Но когда Гу Юнь вырос, то подумал, что металлическая палка с твоим именем больше напоминает прощальную записку. У Гу Юня не осталось ни отца, ни матери. Не было у него ни жены, ни сына. Во всем бескрайнем мире ему некому было оставить предсмертную записку. Стоило сжать флейту в руке, как он почувствовал невероятное одиночество и усталость...

Глядя на Чан Гэна, Гу Юнь решил не делиться вслух своими мыслями и продолжил вслух:

— Но все это не более чем юношеское невежество. Выслушай и не спорь, чтобы не нарушать армейские традиции... Нет ли у нас вина? А то этот сумасшедший буйвол, старина Тань, не стал бы пить чай.

— М-м-м. Что-то я совсем об этом позабыл, — сказал Чан Гэн. — Вина нет. Пусть генерал Тань пьет чай, ты — воду. Прошу вас принять такое положение вещей.

Гу Юнь промолчал.

С каждым днем Чан Гэн вел себя всё более непочтительно!

«За эти два дня я подсчитал наши потери для министерства финансов, — при помощи жестов сказал Чан Гэн и налил две чашки чая и одну — воды. — Запас топлива в провинции Цзинси уничтожен командующим Ханем. Городская стража понесла чудовищные потери. Поставки с севера заблокированы врагом. Боюсь, что такими темпами мы не сможем продолжать войну. Ли Фэн желает знать твое мнение».

Поразительно, что, когда дело касалось войны, во всем огромном дворце не находилось на это ни необходимых средств, ни ресурсов.

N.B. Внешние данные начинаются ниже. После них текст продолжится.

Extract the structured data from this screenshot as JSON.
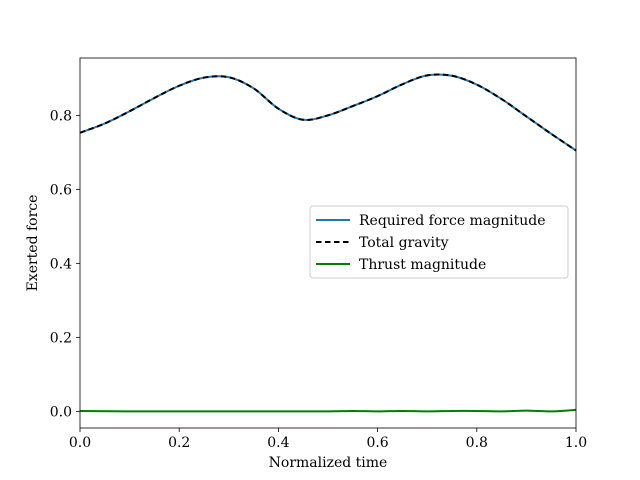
{
  "chart_data": {
    "type": "line",
    "title": "",
    "xlabel": "Normalized time",
    "ylabel": "Exerted force",
    "xlim": [
      0.0,
      1.0
    ],
    "ylim": [
      -0.045,
      0.955
    ],
    "x_ticks": [
      0.0,
      0.2,
      0.4,
      0.6,
      0.8,
      1.0
    ],
    "x_tick_labels": [
      "0.0",
      "0.2",
      "0.4",
      "0.6",
      "0.8",
      "1.0"
    ],
    "y_ticks": [
      0.0,
      0.2,
      0.4,
      0.6,
      0.8
    ],
    "y_tick_labels": [
      "0.0",
      "0.2",
      "0.4",
      "0.6",
      "0.8"
    ],
    "grid": false,
    "legend_position": "center-right",
    "series": [
      {
        "name": "Required force magnitude",
        "color": "#1f77b4",
        "style": "solid",
        "x": [
          0.0,
          0.05,
          0.1,
          0.15,
          0.2,
          0.25,
          0.3,
          0.35,
          0.4,
          0.45,
          0.5,
          0.55,
          0.6,
          0.65,
          0.7,
          0.75,
          0.8,
          0.85,
          0.9,
          0.95,
          1.0
        ],
        "y": [
          0.753,
          0.778,
          0.811,
          0.847,
          0.88,
          0.902,
          0.903,
          0.873,
          0.818,
          0.788,
          0.8,
          0.825,
          0.852,
          0.884,
          0.908,
          0.907,
          0.883,
          0.844,
          0.797,
          0.75,
          0.705
        ]
      },
      {
        "name": "Total gravity",
        "color": "#000000",
        "style": "dashed",
        "x": [
          0.0,
          0.05,
          0.1,
          0.15,
          0.2,
          0.25,
          0.3,
          0.35,
          0.4,
          0.45,
          0.5,
          0.55,
          0.6,
          0.65,
          0.7,
          0.75,
          0.8,
          0.85,
          0.9,
          0.95,
          1.0
        ],
        "y": [
          0.753,
          0.778,
          0.811,
          0.847,
          0.88,
          0.902,
          0.903,
          0.873,
          0.818,
          0.788,
          0.8,
          0.825,
          0.852,
          0.884,
          0.908,
          0.907,
          0.883,
          0.844,
          0.797,
          0.75,
          0.705
        ]
      },
      {
        "name": "Thrust magnitude",
        "color": "#008000",
        "style": "solid",
        "x": [
          0.0,
          0.1,
          0.2,
          0.3,
          0.4,
          0.5,
          0.55,
          0.6,
          0.65,
          0.7,
          0.75,
          0.8,
          0.85,
          0.9,
          0.95,
          1.0
        ],
        "y": [
          0.001,
          0.0,
          0.0,
          0.0,
          0.0,
          0.0,
          0.001,
          0.0,
          0.001,
          0.0,
          0.001,
          0.001,
          0.0,
          0.002,
          0.0,
          0.004
        ]
      }
    ]
  }
}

— Понятия не имею. Тут только перемирие. — Гу Юнь взял в руки чашку. — Иностранцам война явно дается ещё тяжелее, чем нам. Они не только понесли потери в армии и флоте, осаждая столицу, но и вынуждены были поставлять провизию и вооружение восемнадцати племенам на границе и своим союзникам в западных странах. После затянувшейся осады им пришлось вернуться ни с чем. Тут нечем гордиться. Сомневаюсь, что состояние их войск лучше, чем наше.

— Флот Запада отступил в море, но вряд ли они так просто согласятся на перемирие, — сказал Чан Гэн. — Нельзя заплатить столь высокую цену и ничего не достичь. Если они вернутся на родину с пустыми руками, даже верховный понтифик не сможет найти этому оправдания. Они вынуждены драться насмерть. Сейчас они вернулись на дунъинские острова, чтобы передохнуть и реорганизовать войска. Если они выступят в Цзяннань, то мы будем окружены от императорского дворца до северной границы.

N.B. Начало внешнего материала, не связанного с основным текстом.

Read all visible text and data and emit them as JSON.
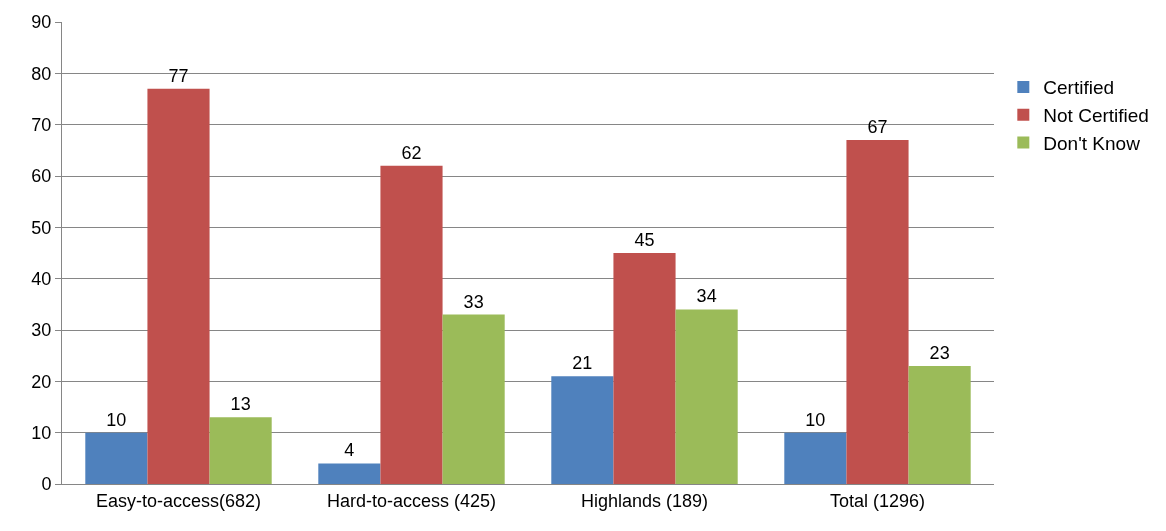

Императорский двор славился своей жадностью. Великая Лян была огромной страной, но им легче было завоевать новую территорию, чем удержать то, что у них уже были.

— Хм... Если это не сработает, отправьте кого-нибудь в западные страны. Поскольку мы не успели предать доверие наших союзников в Лоулани, то можно попробовать — так, чтобы это не испортило отношения, конечно — достать там контрабандой немного топлива, — сказал Гу Юнь и небрежно поднял тремя пальцами крохотную чашку. Глядя на «генерала Таня», он осушил ее и произнес тост: — Брат, у Его Высочества не нашлось для нас вина. Он сказал, что мы должны принять такое положение вещей. Я никак не могу на него повлиять, так что и тебе придется смириться.